Stiglitz is leaving the administration to take the job as chief economist as the World Bank while Tyson, who two years ago left the Council of Economic Advisers to take the job as director of the president’s National Economic Council, is returning to the faculty at Berkeley.

In a second Clinton term, both economic councils are expected to have less influence. Some economists noted that Princeton economist Alan Blinder, who was a member of the Council of Economic Advisers in Clinton’s first term, turned down an offer to return as chairman.

``Janet Yellen will be a competent head of the CEA, but I doubt that she will be the spokesman for administration policy that Laura Tyson was,″ said David Jones, an economist at Aubrey G. Lanston & Co. in New York. ``In this term, the real inside circle of policy-makers will be the president and Treasury Secretary Robert Rubin.″

Yellen’s speech still has traces of the Brooklyn where she was born and grew up.
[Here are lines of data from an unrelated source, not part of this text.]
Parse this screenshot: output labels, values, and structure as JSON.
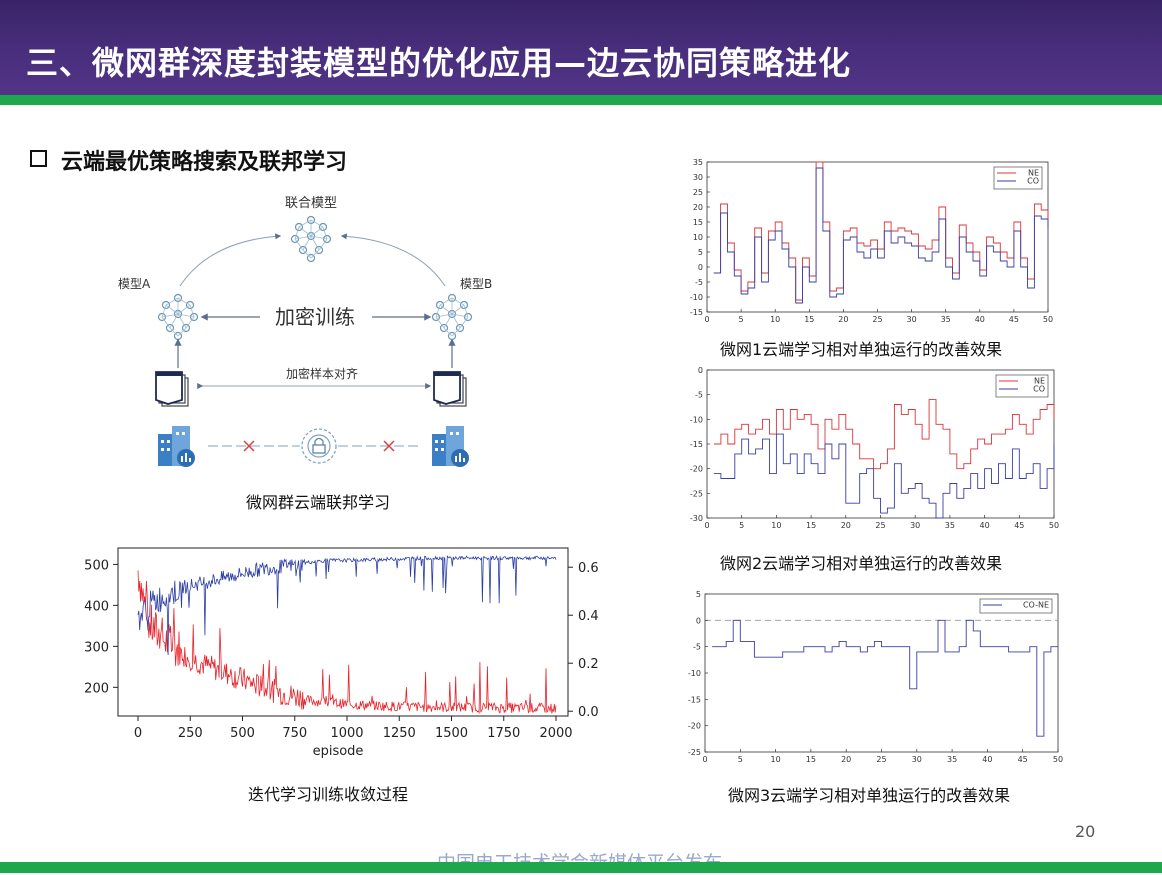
{
  "header": {
    "title": "三、微网群深度封装模型的优化应用—边云协同策略进化",
    "colors": {
      "banner": "#4a2f7e",
      "stripe": "#1fa74d"
    }
  },
  "section": {
    "heading": "云端最优策略搜索及联邦学习",
    "bullet_icon": "hollow-square"
  },
  "diagram": {
    "joint_model": "联合模型",
    "model_a": "模型A",
    "model_b": "模型B",
    "encrypted_training": "加密训练",
    "sample_alignment": "加密样本对齐",
    "icons": [
      "neural-network-icon",
      "document-stack-icon",
      "building-chart-icon",
      "lock-icon",
      "cross-icon"
    ],
    "caption": "微网群云端联邦学习"
  },
  "training_chart": {
    "caption": "迭代学习训练收敛过程",
    "xlabel": "episode",
    "x_ticks": [
      "0",
      "250",
      "500",
      "750",
      "1000",
      "1250",
      "1500",
      "1750",
      "2000"
    ],
    "y_left_ticks": [
      "500",
      "400",
      "300",
      "200"
    ],
    "y_right_ticks": [
      "0.6",
      "0.4",
      "0.2",
      "0.0"
    ]
  },
  "page": {
    "number": "20",
    "watermark": "中国电工技术学会新媒体平台发布"
  },
  "chart_data": [
    {
      "type": "line",
      "title": "",
      "xlabel": "episode",
      "ylabel": "",
      "xlim": [
        0,
        2000
      ],
      "ylim": [
        130,
        540
      ],
      "y2lim": [
        -0.02,
        0.68
      ],
      "legend": "none",
      "series": [
        {
          "name": "",
          "axis": "left",
          "color": "#e8222a",
          "x": [
            0,
            50,
            100,
            150,
            200,
            300,
            400,
            500,
            600,
            700,
            800,
            900,
            1000,
            1200,
            1400,
            1600,
            1800,
            2000
          ],
          "y": [
            470,
            340,
            310,
            290,
            275,
            250,
            230,
            210,
            190,
            175,
            165,
            160,
            155,
            150,
            148,
            147,
            146,
            145
          ]
        },
        {
          "name": "",
          "axis": "right",
          "color": "#2b3da6",
          "x": [
            0,
            50,
            100,
            150,
            200,
            300,
            400,
            500,
            600,
            700,
            800,
            900,
            1000,
            1200,
            1400,
            1600,
            1800,
            2000
          ],
          "y": [
            0.4,
            0.45,
            0.48,
            0.5,
            0.52,
            0.54,
            0.56,
            0.58,
            0.6,
            0.61,
            0.62,
            0.63,
            0.63,
            0.635,
            0.64,
            0.64,
            0.64,
            0.64
          ]
        }
      ]
    },
    {
      "type": "line",
      "step": true,
      "title": "",
      "caption": "微网1云端学习相对单独运行的改善效果",
      "xlim": [
        0,
        50
      ],
      "ylim": [
        -15,
        35
      ],
      "x_ticks": [
        0,
        5,
        10,
        15,
        20,
        25,
        30,
        35,
        40,
        45,
        50
      ],
      "y_ticks": [
        35,
        30,
        25,
        20,
        15,
        10,
        5,
        0,
        -5,
        -10,
        -15
      ],
      "legend": "top-right",
      "series": [
        {
          "name": "NE",
          "color": "#d9343a",
          "values": [
            -2,
            21,
            8,
            -1,
            -8,
            -5,
            13,
            -2,
            12,
            15,
            8,
            3,
            -11,
            3,
            -3,
            36,
            15,
            -8,
            -7,
            12,
            13,
            8,
            7,
            9,
            6,
            15,
            12,
            13,
            12,
            11,
            7,
            6,
            9,
            20,
            3,
            -2,
            14,
            8,
            5,
            -1,
            10,
            8,
            5,
            3,
            15,
            3,
            -4,
            21,
            19,
            16
          ]
        },
        {
          "name": "CO",
          "color": "#3a3fa6",
          "values": [
            -2,
            18,
            5,
            -3,
            -9,
            -7,
            10,
            -5,
            9,
            12,
            6,
            0,
            -12,
            0,
            -5,
            33,
            12,
            -10,
            -9,
            9,
            10,
            5,
            3,
            6,
            3,
            12,
            8,
            10,
            8,
            7,
            3,
            2,
            5,
            16,
            0,
            -4,
            10,
            5,
            2,
            -3,
            7,
            5,
            2,
            0,
            12,
            0,
            -7,
            17,
            16,
            13
          ]
        }
      ]
    },
    {
      "type": "line",
      "step": true,
      "title": "",
      "caption": "微网2云端学习相对单独运行的改善效果",
      "xlim": [
        0,
        50
      ],
      "ylim": [
        -30,
        0
      ],
      "x_ticks": [
        0,
        5,
        10,
        15,
        20,
        25,
        30,
        35,
        40,
        45,
        50
      ],
      "y_ticks": [
        0,
        -5,
        -10,
        -15,
        -20,
        -25,
        -30
      ],
      "legend": "top-right",
      "series": [
        {
          "name": "NE",
          "color": "#d9343a",
          "values": [
            -15,
            -13,
            -15,
            -12,
            -11,
            -13,
            -12,
            -10,
            -13,
            -8,
            -12,
            -8,
            -10,
            -9,
            -11,
            -16,
            -10,
            -12,
            -9,
            -12,
            -15,
            -18,
            -18,
            -20,
            -19,
            -16,
            -7,
            -9,
            -8,
            -11,
            -14,
            -6,
            -11,
            -12,
            -17,
            -20,
            -19,
            -16,
            -14,
            -15,
            -13,
            -13,
            -12,
            -9,
            -11,
            -13,
            -10,
            -8,
            -7,
            -10
          ]
        },
        {
          "name": "CO",
          "color": "#3a3fa6",
          "values": [
            -21,
            -22,
            -22,
            -17,
            -14,
            -17,
            -16,
            -14,
            -21,
            -13,
            -19,
            -17,
            -21,
            -17,
            -19,
            -21,
            -15,
            -18,
            -15,
            -27,
            -27,
            -21,
            -20,
            -26,
            -29,
            -28,
            -19,
            -25,
            -24,
            -23,
            -26,
            -27,
            -30,
            -25,
            -23,
            -26,
            -24,
            -21,
            -24,
            -20,
            -23,
            -19,
            -22,
            -16,
            -22,
            -21,
            -19,
            -24,
            -20,
            -15
          ]
        }
      ]
    },
    {
      "type": "line",
      "step": true,
      "title": "",
      "caption": "微网3云端学习相对单独运行的改善效果",
      "xlim": [
        0,
        50
      ],
      "ylim": [
        -25,
        5
      ],
      "x_ticks": [
        0,
        5,
        10,
        15,
        20,
        25,
        30,
        35,
        40,
        45,
        50
      ],
      "y_ticks": [
        5,
        0,
        -5,
        -10,
        -15,
        -20,
        -25
      ],
      "legend": "top-right",
      "reference_line": 0,
      "series": [
        {
          "name": "CO-NE",
          "color": "#3a3fa6",
          "values": [
            -5,
            -5,
            -4,
            0,
            -4,
            -4,
            -7,
            -7,
            -7,
            -7,
            -6,
            -6,
            -6,
            -5,
            -5,
            -5,
            -6,
            -5,
            -4,
            -5,
            -5,
            -6,
            -5,
            -4,
            -5,
            -5,
            -5,
            -5,
            -13,
            -6,
            -6,
            -6,
            0,
            -6,
            -6,
            -5,
            0,
            -2,
            -5,
            -5,
            -5,
            -5,
            -6,
            -6,
            -6,
            -5,
            -22,
            -6,
            -5,
            -5
          ]
        }
      ]
    }
  ]
}
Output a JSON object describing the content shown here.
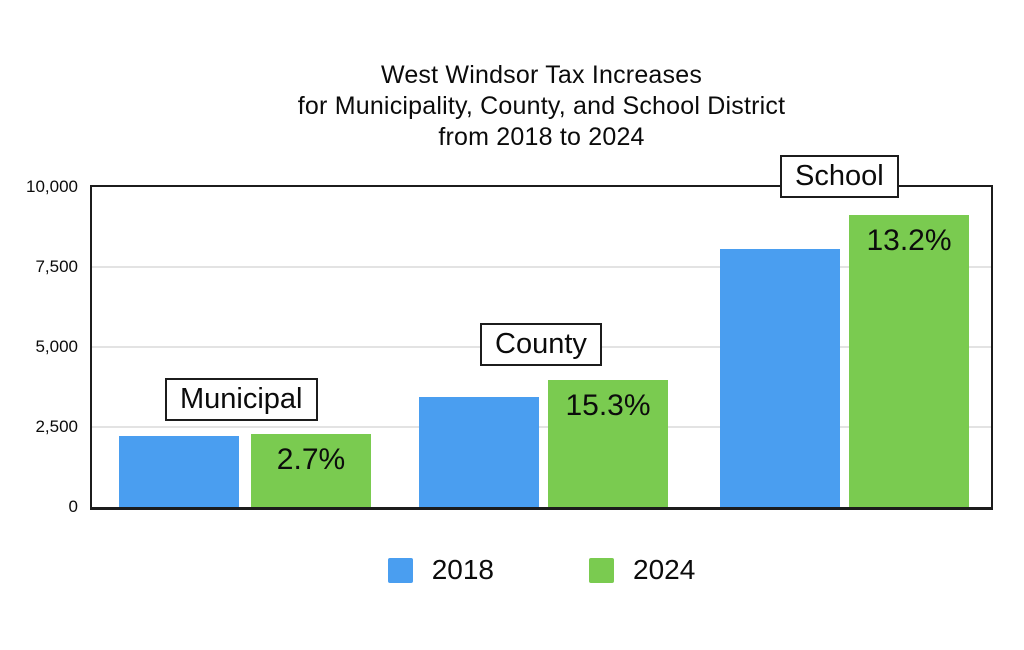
{
  "title": {
    "lines": [
      "West Windsor Tax Increases",
      "for Municipality, County, and School District",
      "from 2018 to 2024"
    ]
  },
  "chart_data": {
    "type": "bar",
    "title": "West Windsor Tax Increases for Municipality, County, and School District from 2018 to 2024",
    "categories": [
      "Municipal",
      "County",
      "School"
    ],
    "series": [
      {
        "name": "2018",
        "color": "#4A9EF0",
        "values": [
          2215,
          3450,
          8060
        ]
      },
      {
        "name": "2024",
        "color": "#7ACB50",
        "values": [
          2275,
          3978,
          9124
        ]
      }
    ],
    "increase_labels": [
      "2.7%",
      "15.3%",
      "13.2%"
    ],
    "ylim": [
      0,
      10000
    ],
    "y_ticks": [
      "10,000",
      "7,500",
      "5,000",
      "2,500",
      "0"
    ],
    "grid": true,
    "gridline_values": [
      2500,
      5000,
      7500
    ],
    "legend_position": "bottom"
  },
  "legend": {
    "items": [
      {
        "label": "2018",
        "color": "#4A9EF0"
      },
      {
        "label": "2024",
        "color": "#7ACB50"
      }
    ]
  }
}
She attended Brown University as an undergraduate and received her doctorate in economics in 1971 from Yale.

She was an assistant professor for five years at Harvard, where Deputy Treasury Secretary Lawrence Summers was one of her students. She joined the faculty of the business school at Berkeley in 1980.

As an economist, she has specialized in the causes and implications of unemployment. She is married to another prominent economist, George Akerlof, and they have co-authored a number of economic articles. They have one son.